Apollo Guidance Computer, Part 30—Core Rope Read-Only Memory

The long story of restoring of a genuine (ground test) Apollo Guidance Computer (AGC) to working condition has been chronicled in a series of Curious Marc videos featured on ancestors of this site. You can view all of them at the Apollo Guidance Computer Restoration playlist.

Programs for the Apollo Guidance Computer (AGC) were stored in magnetic core rope memory, a form of read-only memory in which zero and one bits are encoded by whether a sense wire passed inside or outside a toroidal core whose magnetic field was flipped in order to read its value. This form of memory was 18 times denser in terms of storage per unit volume than the magnetic core read-write memory used in the AGC, and while only 2048 15-bit words of read-write memory were available, the rope memory could store 36,864 words of programs and data. The memory modules had to be woven individually for every mission, with wires manually threaded through or around the magnetic cores.

As a read-only memory, the AGC memory modules were about as non-volatile as you can get, and were safe against cosmic rays, electrical transients, and software bugs. If a programming error was found after a module was woven, correcting it was very challenging and, if the module had already been “potted” to protect its wiring from vibration and environmental contamination, impossible.

Core rope memory is similar in concept to the more widely used transformer read-only storage, which was used for microcode by some computers before the advent of semiconductor read only memory.

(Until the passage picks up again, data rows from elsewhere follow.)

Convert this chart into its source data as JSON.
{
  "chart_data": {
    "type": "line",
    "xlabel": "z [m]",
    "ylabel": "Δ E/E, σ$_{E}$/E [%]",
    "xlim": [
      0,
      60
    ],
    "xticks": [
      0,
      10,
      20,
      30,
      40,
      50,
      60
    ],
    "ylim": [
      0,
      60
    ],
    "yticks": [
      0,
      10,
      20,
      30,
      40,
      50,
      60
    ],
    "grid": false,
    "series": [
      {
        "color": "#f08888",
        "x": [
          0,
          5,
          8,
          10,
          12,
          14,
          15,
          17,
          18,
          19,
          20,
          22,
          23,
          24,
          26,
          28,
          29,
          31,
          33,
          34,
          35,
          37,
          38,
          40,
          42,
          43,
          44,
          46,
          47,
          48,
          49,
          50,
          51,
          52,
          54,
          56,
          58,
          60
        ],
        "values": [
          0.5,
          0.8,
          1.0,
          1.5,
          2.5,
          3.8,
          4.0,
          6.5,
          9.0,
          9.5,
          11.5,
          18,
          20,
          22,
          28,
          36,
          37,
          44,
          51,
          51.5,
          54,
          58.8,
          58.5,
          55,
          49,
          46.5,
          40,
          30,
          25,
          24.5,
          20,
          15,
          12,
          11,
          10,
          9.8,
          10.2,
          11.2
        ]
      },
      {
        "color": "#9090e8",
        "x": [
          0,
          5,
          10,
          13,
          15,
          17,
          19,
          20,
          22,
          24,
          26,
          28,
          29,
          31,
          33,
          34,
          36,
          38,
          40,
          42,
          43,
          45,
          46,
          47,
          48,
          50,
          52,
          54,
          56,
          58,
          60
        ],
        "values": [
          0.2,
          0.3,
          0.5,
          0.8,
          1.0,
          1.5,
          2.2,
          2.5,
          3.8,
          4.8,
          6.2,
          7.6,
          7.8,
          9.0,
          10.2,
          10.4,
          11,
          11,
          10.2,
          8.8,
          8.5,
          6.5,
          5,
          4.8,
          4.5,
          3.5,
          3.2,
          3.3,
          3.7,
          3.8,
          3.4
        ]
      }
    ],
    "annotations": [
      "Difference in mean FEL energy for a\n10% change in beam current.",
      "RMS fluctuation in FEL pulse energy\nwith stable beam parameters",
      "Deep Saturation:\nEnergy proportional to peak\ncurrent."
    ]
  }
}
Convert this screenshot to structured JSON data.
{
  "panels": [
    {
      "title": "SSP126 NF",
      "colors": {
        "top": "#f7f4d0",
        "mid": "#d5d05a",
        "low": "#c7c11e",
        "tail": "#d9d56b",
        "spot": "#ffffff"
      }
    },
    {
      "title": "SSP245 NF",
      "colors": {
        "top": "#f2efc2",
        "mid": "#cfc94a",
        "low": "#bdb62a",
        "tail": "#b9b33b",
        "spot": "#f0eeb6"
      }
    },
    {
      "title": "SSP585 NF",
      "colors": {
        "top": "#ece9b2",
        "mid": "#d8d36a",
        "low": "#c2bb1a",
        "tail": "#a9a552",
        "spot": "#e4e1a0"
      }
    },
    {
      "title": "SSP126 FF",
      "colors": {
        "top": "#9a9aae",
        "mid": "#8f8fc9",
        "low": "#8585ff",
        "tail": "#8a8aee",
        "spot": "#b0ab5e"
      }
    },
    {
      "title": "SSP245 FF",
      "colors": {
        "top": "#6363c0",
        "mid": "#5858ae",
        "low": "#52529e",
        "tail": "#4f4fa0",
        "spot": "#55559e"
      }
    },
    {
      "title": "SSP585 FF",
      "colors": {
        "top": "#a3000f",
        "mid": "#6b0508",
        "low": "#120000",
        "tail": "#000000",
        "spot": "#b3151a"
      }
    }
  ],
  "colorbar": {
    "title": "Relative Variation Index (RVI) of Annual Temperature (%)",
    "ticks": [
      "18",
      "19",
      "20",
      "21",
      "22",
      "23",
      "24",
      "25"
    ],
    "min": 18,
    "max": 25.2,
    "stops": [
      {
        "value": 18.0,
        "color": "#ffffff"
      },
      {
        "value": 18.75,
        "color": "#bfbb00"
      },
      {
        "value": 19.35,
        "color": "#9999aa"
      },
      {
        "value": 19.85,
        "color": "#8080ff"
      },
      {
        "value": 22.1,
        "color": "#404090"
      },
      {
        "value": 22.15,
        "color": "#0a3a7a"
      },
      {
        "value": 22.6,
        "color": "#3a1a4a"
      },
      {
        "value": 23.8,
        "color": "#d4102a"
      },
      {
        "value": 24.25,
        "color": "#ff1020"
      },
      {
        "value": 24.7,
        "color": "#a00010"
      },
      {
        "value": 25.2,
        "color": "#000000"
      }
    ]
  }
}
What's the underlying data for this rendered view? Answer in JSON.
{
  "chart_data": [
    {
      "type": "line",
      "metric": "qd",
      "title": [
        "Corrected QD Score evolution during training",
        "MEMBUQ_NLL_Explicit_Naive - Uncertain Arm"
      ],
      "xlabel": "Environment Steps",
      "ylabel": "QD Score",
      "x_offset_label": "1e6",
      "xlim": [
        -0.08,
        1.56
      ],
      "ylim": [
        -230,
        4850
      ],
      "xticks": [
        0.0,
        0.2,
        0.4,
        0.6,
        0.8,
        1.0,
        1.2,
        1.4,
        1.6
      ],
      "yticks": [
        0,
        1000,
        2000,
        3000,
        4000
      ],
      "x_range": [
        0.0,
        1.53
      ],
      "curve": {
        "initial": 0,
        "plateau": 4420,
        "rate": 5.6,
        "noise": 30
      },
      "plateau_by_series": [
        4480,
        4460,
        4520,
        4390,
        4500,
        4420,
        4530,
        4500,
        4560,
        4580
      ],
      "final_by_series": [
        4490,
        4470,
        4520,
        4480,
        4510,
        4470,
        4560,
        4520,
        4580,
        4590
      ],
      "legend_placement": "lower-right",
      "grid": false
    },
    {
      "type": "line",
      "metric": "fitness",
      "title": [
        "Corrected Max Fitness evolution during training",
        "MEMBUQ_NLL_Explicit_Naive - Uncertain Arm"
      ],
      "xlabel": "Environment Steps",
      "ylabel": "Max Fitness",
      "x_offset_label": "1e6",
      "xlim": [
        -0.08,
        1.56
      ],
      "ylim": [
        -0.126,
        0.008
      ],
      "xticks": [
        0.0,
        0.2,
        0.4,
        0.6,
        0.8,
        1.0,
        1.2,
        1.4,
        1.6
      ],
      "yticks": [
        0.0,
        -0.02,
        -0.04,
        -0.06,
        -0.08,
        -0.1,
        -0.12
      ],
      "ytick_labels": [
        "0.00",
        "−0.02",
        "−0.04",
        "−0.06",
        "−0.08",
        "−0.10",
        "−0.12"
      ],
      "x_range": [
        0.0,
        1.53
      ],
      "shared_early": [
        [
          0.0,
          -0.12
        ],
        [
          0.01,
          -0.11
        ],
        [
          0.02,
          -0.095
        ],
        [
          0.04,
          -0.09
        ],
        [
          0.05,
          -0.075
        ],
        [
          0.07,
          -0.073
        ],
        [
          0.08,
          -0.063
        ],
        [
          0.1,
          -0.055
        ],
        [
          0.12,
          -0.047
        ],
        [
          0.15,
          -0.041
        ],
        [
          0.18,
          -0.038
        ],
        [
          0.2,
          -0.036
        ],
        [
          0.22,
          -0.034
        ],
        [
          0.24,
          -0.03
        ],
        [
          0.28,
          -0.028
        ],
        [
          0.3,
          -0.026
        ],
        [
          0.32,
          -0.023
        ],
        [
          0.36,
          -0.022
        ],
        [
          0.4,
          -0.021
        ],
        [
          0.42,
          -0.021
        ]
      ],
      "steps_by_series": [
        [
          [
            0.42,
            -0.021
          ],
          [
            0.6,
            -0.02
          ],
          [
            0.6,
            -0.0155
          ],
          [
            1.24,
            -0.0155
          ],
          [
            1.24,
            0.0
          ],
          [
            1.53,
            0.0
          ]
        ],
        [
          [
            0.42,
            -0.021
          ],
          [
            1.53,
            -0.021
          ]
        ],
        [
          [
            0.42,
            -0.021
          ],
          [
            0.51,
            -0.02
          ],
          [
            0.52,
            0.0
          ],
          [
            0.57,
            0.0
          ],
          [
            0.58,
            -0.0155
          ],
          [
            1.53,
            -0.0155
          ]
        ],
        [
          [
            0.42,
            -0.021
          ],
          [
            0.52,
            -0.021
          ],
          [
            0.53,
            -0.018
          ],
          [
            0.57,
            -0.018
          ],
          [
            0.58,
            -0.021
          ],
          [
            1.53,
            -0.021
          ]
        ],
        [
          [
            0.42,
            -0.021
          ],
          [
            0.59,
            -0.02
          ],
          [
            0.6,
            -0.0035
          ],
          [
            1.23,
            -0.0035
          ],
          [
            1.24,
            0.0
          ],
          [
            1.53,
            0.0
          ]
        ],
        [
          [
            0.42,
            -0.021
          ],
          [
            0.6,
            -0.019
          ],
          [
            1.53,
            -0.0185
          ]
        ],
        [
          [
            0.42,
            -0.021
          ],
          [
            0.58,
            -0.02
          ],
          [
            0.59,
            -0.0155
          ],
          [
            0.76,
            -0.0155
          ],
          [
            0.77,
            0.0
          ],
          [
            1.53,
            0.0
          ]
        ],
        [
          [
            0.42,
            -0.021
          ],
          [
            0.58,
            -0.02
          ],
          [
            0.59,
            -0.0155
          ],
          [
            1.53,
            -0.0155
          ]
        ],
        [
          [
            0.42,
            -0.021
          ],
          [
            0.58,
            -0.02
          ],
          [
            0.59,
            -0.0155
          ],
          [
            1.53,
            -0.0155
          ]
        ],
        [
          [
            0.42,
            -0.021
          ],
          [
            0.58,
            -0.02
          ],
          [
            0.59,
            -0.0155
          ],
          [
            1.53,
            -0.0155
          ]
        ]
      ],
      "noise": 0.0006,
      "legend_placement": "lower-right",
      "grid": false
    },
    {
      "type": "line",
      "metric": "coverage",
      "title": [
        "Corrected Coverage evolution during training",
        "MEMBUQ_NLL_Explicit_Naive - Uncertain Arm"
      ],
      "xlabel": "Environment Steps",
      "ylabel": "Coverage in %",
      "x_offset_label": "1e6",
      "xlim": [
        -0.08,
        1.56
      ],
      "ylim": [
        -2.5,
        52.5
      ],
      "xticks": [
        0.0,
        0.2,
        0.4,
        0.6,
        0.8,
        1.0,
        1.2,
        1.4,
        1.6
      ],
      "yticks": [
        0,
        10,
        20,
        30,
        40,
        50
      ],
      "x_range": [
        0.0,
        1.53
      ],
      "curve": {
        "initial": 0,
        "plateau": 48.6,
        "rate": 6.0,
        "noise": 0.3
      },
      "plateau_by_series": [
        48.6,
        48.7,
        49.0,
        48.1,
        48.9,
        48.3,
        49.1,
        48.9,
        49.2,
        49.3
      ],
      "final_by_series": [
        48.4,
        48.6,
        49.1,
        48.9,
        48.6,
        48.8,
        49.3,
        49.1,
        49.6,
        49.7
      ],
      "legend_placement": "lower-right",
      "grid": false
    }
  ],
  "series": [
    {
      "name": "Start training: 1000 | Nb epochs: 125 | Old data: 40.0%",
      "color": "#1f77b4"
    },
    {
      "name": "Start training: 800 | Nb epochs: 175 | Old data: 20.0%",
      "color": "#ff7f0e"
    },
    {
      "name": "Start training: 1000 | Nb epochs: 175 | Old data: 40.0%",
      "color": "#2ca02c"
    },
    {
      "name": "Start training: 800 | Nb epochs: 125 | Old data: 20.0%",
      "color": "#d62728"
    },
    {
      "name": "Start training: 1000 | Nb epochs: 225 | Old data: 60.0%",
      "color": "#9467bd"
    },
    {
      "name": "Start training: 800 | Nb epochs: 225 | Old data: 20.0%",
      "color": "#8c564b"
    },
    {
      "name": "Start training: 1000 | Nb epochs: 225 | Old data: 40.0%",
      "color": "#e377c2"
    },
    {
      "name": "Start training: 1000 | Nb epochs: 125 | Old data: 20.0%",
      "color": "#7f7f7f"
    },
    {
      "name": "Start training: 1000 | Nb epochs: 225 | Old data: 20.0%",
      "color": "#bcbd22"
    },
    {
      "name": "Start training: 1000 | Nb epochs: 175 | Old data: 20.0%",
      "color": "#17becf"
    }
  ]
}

While core cope memory is simple in concept, the details are remarkably abundant in devils, and when the designers made a hideous goof in the circuitry that handles addressing the parity bit on words, things became so complex it verged on the bewildering, but the inexorable schedule of the Apollo project precluded fixing the root cause, so every Apollo mission flew with its navigation and control software running out of memory modules with one of the trickiest work-arounds in the history of computer memory keeping it working.